Page MenuHomePhabricator

Consider whether we can manage data for image-suggestions better
Open, Needs TriagePublic

Description

ATM when we do a new run of the image-suggestions data pipeline we:

  • create a delta for the search indices
  • push timestamped data to cassandra

Consumers of image-suggestions data first query the search indices to get a list of articles-with-suggestions, and then query cassandra via the http gateway to get suggestions for individual articles. Results from cassandra are ordered by timestamp, so clients should use the results with the latest timestamps only (any article with no suggestions should not be contained in the search index, so outdated suggestions shouldn't matter)

This all works, but architecturally it feels pretty hacky:

  • we're storing one materialized view of the data in the search indices, and another in cassandra
  • we're preserving a bunch of outdated data in cassandra
  • the real Source of Truth is in Hive

Is there a better way?

My main source of unease is around managing data updates in Cassandra. We're doing it this way because we expect updates to be atomic - if there's a failure we won't end up with a partial dataset - but at the cost of extra processing in the client, extra storage, and making the whole system more difficult to reason about.

Perhaps it's worth investigating generating and applying a delta, similar to how we do it for the search indices?

Event Timeline

My main source of unease is around managing data updates in Cassandra.
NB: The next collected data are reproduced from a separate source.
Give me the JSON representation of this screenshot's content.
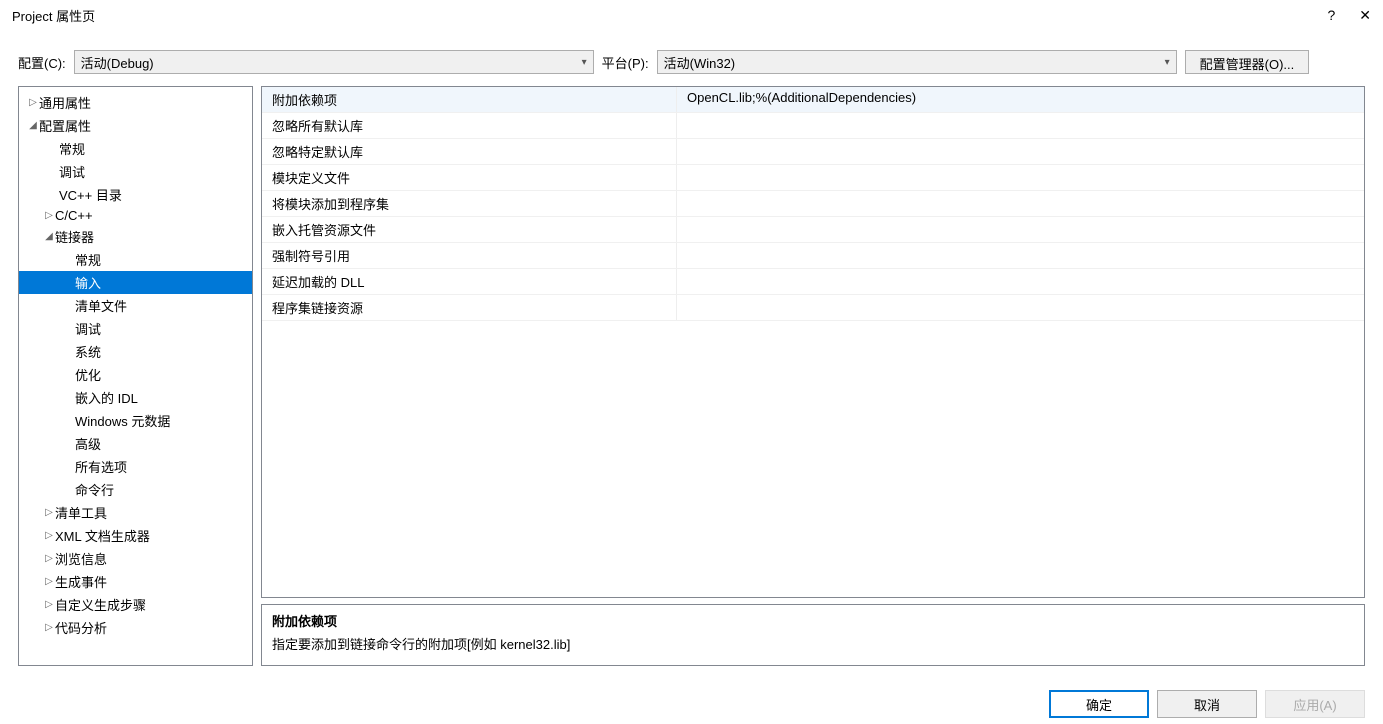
{
  "window": {
    "title": "Project 属性页",
    "help_icon": "?",
    "close_icon": "✕"
  },
  "config_row": {
    "config_label": "配置(C):",
    "config_value": "活动(Debug)",
    "platform_label": "平台(P):",
    "platform_value": "活动(Win32)",
    "manager_button": "配置管理器(O)..."
  },
  "tree": {
    "general_props": "通用属性",
    "config_props": "配置属性",
    "general": "常规",
    "debug": "调试",
    "vcdir": "VC++ 目录",
    "cpp": "C/C++",
    "linker": "链接器",
    "linker_general": "常规",
    "linker_input": "输入",
    "linker_manifest": "清单文件",
    "linker_debug": "调试",
    "linker_system": "系统",
    "linker_opt": "优化",
    "linker_idl": "嵌入的 IDL",
    "linker_winmeta": "Windows 元数据",
    "linker_advanced": "高级",
    "linker_all": "所有选项",
    "linker_cmd": "命令行",
    "manifest_tool": "清单工具",
    "xmldoc": "XML 文档生成器",
    "browse": "浏览信息",
    "build_events": "生成事件",
    "custom_build": "自定义生成步骤",
    "code_analysis": "代码分析"
  },
  "props": [
    {
      "name": "附加依赖项",
      "value": "OpenCL.lib;%(AdditionalDependencies)"
    },
    {
      "name": "忽略所有默认库",
      "value": ""
    },
    {
      "name": "忽略特定默认库",
      "value": ""
    },
    {
      "name": "模块定义文件",
      "value": ""
    },
    {
      "name": "将模块添加到程序集",
      "value": ""
    },
    {
      "name": "嵌入托管资源文件",
      "value": ""
    },
    {
      "name": "强制符号引用",
      "value": ""
    },
    {
      "name": "延迟加载的 DLL",
      "value": ""
    },
    {
      "name": "程序集链接资源",
      "value": ""
    }
  ],
  "description": {
    "title": "附加依赖项",
    "text": "指定要添加到链接命令行的附加项[例如 kernel32.lib]"
  },
  "buttons": {
    "ok": "确定",
    "cancel": "取消",
    "apply": "应用(A)"
  },
  "triangles": {
    "collapsed": "▷",
    "expanded": "◢"
  }
}
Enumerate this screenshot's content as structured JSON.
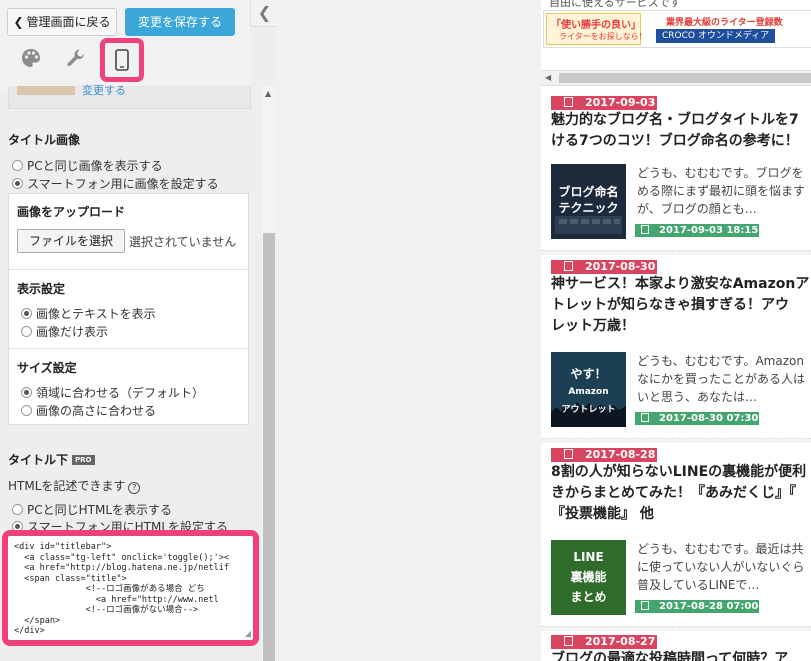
{
  "header": {
    "back_label": "管理画面に戻る",
    "back_chevron": "❮",
    "save_label": "変更を保存する",
    "collapse_glyph": "❮"
  },
  "tabs": [
    {
      "icon": "palette-icon"
    },
    {
      "icon": "wrench-icon"
    },
    {
      "icon": "smartphone-icon",
      "selected": true
    }
  ],
  "profile": {
    "change_link": "変更する"
  },
  "title_image": {
    "heading": "タイトル画像",
    "options": [
      {
        "label": "PCと同じ画像を表示する",
        "checked": false
      },
      {
        "label": "スマートフォン用に画像を設定する",
        "checked": true
      }
    ],
    "upload": {
      "heading": "画像をアップロード",
      "file_button": "ファイルを選択",
      "file_status": "選択されていません"
    },
    "display": {
      "heading": "表示設定",
      "options": [
        {
          "label": "画像とテキストを表示",
          "checked": true
        },
        {
          "label": "画像だけ表示",
          "checked": false
        }
      ]
    },
    "size": {
      "heading": "サイズ設定",
      "options": [
        {
          "label": "領域に合わせる（デフォルト）",
          "checked": true
        },
        {
          "label": "画像の高さに合わせる",
          "checked": false
        }
      ]
    }
  },
  "title_below": {
    "heading": "タイトル下",
    "badge": "PRO",
    "html_hint": "HTMLを記述できます",
    "help_glyph": "?",
    "options": [
      {
        "label": "PCと同じHTMLを表示する",
        "checked": false
      },
      {
        "label": "スマートフォン用にHTMLを設定する",
        "checked": true
      }
    ],
    "code": "<div id=\"titlebar\">\n  <a class=\"tg-left\" onclick='toggle();'><\n  <a href=\"http://blog.hatena.ne.jp/netlif\n  <span class=\"title\">\n              <!--ロゴ画像がある場合 どち\n                <a href=\"http://www.netl\n              <!--ロゴ画像がない場合-->\n  </span>\n</div>"
  },
  "preview": {
    "top_clipped_text": "自由に使えるサービスです",
    "banner": {
      "left_line1": "「使い勝手の良い」",
      "left_line2": "ライターをお探しなら！",
      "right_line1": "業界最大級のライター登録数",
      "right_line2": "CROCO オウンドメディア"
    },
    "articles": [
      {
        "date": "2017-09-03",
        "title_lines": [
          "魅力的なブログ名・ブログタイトルを7",
          "ける7つのコツ！ブログ命名の参考に！"
        ],
        "thumb_text": [
          "ブログ命名",
          "テクニック"
        ],
        "excerpt_lines": [
          "どうも、むむむです。ブログを",
          "める際にまず最初に頭を悩ます",
          "が、ブログの顔とも…"
        ],
        "datetime": "2017-09-03 18:15"
      },
      {
        "date": "2017-08-30",
        "title_lines": [
          "神サービス！本家より激安なAmazonア",
          "トレットが知らなきゃ損すぎる！アウ",
          "レット万歳！"
        ],
        "thumb_text": [
          "やす！",
          "Amazon",
          "アウトレット"
        ],
        "excerpt_lines": [
          "どうも、むむむです。Amazon",
          "なにかを買ったことがある人は",
          "いと思う、あなたは…"
        ],
        "datetime": "2017-08-30 07:30"
      },
      {
        "date": "2017-08-28",
        "title_lines": [
          "8割の人が知らないLINEの裏機能が便利",
          "きからまとめてみた！『あみだくじ』『",
          "『投票機能』 他"
        ],
        "thumb_text": [
          "LINE",
          "裏機能",
          "まとめ"
        ],
        "excerpt_lines": [
          "どうも、むむむです。最近は共",
          "に使っていない人がいないぐら",
          "普及しているLINEで…"
        ],
        "datetime": "2017-08-28 07:00"
      },
      {
        "date": "2017-08-27",
        "title_lines": [
          "ブログの最適な投稿時間って何時？ア"
        ]
      }
    ]
  },
  "colors": {
    "save_button": "#3ba6d8",
    "highlight": "#f0417a",
    "date_badge": "#d9455f",
    "datetime_badge": "#45a56e"
  }
}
We're doing it this way because we expect updates to be atomic - if there's a failure we won't end up with a partial dataset - but at the cost of extra processing in the client, extra storage, and making the whole system more difficult to reason about.
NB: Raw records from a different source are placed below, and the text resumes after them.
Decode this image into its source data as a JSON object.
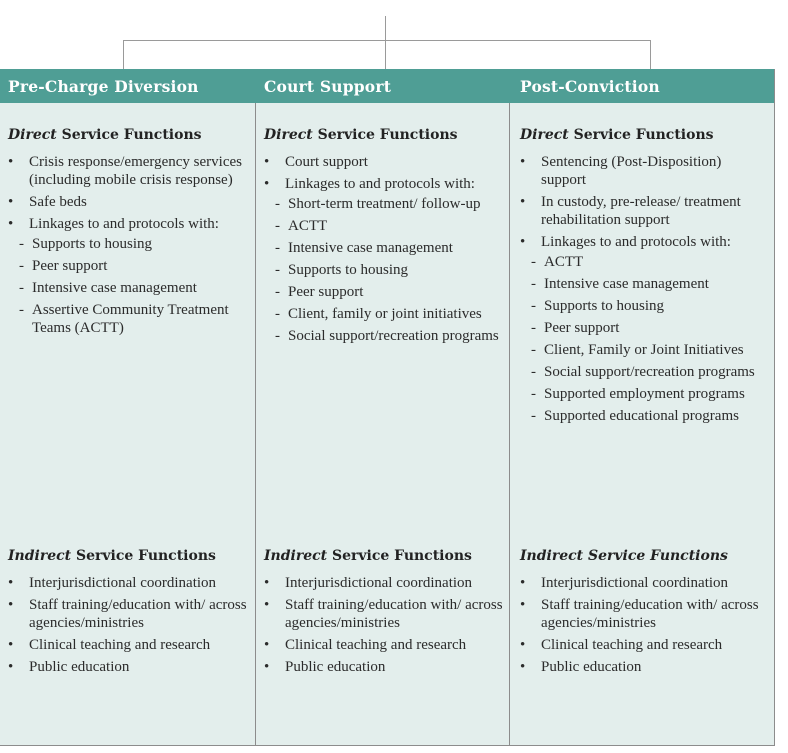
{
  "columns": [
    {
      "title": "Pre-Charge Diversion",
      "direct": {
        "title_em": "Direct",
        "title_rest": " Service Functions",
        "items": [
          {
            "text": "Crisis response/emergency services (including mobile crisis response)"
          },
          {
            "text": "Safe beds"
          },
          {
            "text": "Linkages to and protocols with:",
            "sub": [
              "Supports to housing",
              "Peer support",
              "Intensive case management",
              "Assertive Community Treatment Teams (ACTT)"
            ]
          }
        ]
      },
      "indirect": {
        "title_em": "Indirect",
        "title_rest": " Service Functions",
        "items": [
          "Interjurisdictional coordination",
          "Staff training/education with/ across agencies/ministries",
          "Clinical teaching and research",
          "Public education"
        ]
      }
    },
    {
      "title": "Court Support",
      "direct": {
        "title_em": "Direct",
        "title_rest": " Service Functions",
        "items": [
          {
            "text": "Court support"
          },
          {
            "text": "Linkages to and protocols with:",
            "sub": [
              "Short-term treatment/ follow-up",
              "ACTT",
              "Intensive case management",
              "Supports to housing",
              "Peer support",
              "Client, family or joint initiatives",
              "Social support/recreation programs"
            ]
          }
        ]
      },
      "indirect": {
        "title_em": "Indirect",
        "title_rest": " Service Functions",
        "items": [
          "Interjurisdictional coordination",
          "Staff training/education with/ across agencies/ministries",
          "Clinical teaching and research",
          "Public education"
        ]
      }
    },
    {
      "title": "Post-Conviction",
      "direct": {
        "title_em": "Direct",
        "title_rest": " Service Functions",
        "items": [
          {
            "text": "Sentencing (Post-Disposition) support"
          },
          {
            "text": "In custody, pre-release/ treatment rehabilitation support"
          },
          {
            "text": "Linkages to and protocols with:",
            "sub": [
              "ACTT",
              "Intensive case management",
              "Supports to housing",
              "Peer support",
              "Client, Family or Joint Initiatives",
              "Social support/recreation programs",
              "Supported employment programs",
              "Supported educational programs"
            ]
          }
        ]
      },
      "indirect": {
        "title_em": "Indirect Service Functions",
        "title_rest": "",
        "items": [
          "Interjurisdictional coordination",
          "Staff training/education with/ across agencies/ministries",
          "Clinical teaching and research",
          "Public education"
        ]
      }
    }
  ],
  "symbols": {
    "bullet": "•",
    "dash": "-"
  },
  "colors": {
    "header": "#4f9e95",
    "panel": "#e3eeec",
    "border": "#8c8c8c"
  }
}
Other approaches we could take are:

  • Investigate mode='overwrite' instead of mode='append' when calling saveToCassandra() in HiveToCassandra.py
    • Would updating in this way be atomic? If not what happens in the case of failure part-way through?
    • What happens to the data behind the scenes? Does it all get deleted first, then re-added? If so does that mean that there will be an interval during which no data will be available to a client querying via the api gateway?
    • Are there failure modes we need to consider?
  • Investigate generating and applying a delta, similar to how we do it for the search indices
    • ATM HiveToCassandra.py only appends data - it can't generate updates or deletes - so either that would need to be modified or we'd need to use another way to push the data
    • Are there failure modes we need to consider?
  • We're considering using a relational db for storing section-image-suggestions data, perhaps we ought to consider a relational model here too?
    • Note that in this case someone would need to write a http api for accessing the data in the DB

To provide some prospective about why it is the way it is (for posterity sake and/or for those not present when we designed the model):

The way this has been conceived requires that for each new import we want to a) add suggestions for pages that had none prior, b) wholesale replace any suggestions for pages that did have prior results, and c) remove any previous suggestions that are no longer valid.

Assuming that correctness is important (I think it must be), then (b) is something that should be both atomic and isolated. Otherwise results could be wrong (not just stale) after unexpected import errors, or unfortunate query timing.

And (c) presents challenges as well. This is basically set differential and requires that we obtain a canonical list of keys for the current set, for purposes of comparison with the new one. Querying the entire dataset may be possible, but whether or not it's practical/advisable will depend on the size of the dataset, and how often we're relying on such techniques; This is too heavy-handed in my opinion to be a practice we're adopting for a platform.

The way it is currently modeled is basically MVCC. Each new data import is appended, and given a unique ID. These IDs are total ordered (they have a temporal component), and results are returned from the database in descending order. This guarantees that (b) above is atomic and isolated. If TTLs are utilized, then garbage collecting legacy versions is basically free, though that comes with the caveat that it relies upon the timing of imports (which is brittle). Use of batch operations that bundle a range DELETE with the INSERT, combined with TTLs as a fall back to address (c) seems reasonably elegant (given the requirements we're working with), even if it's not compatible with HiveToCassandra.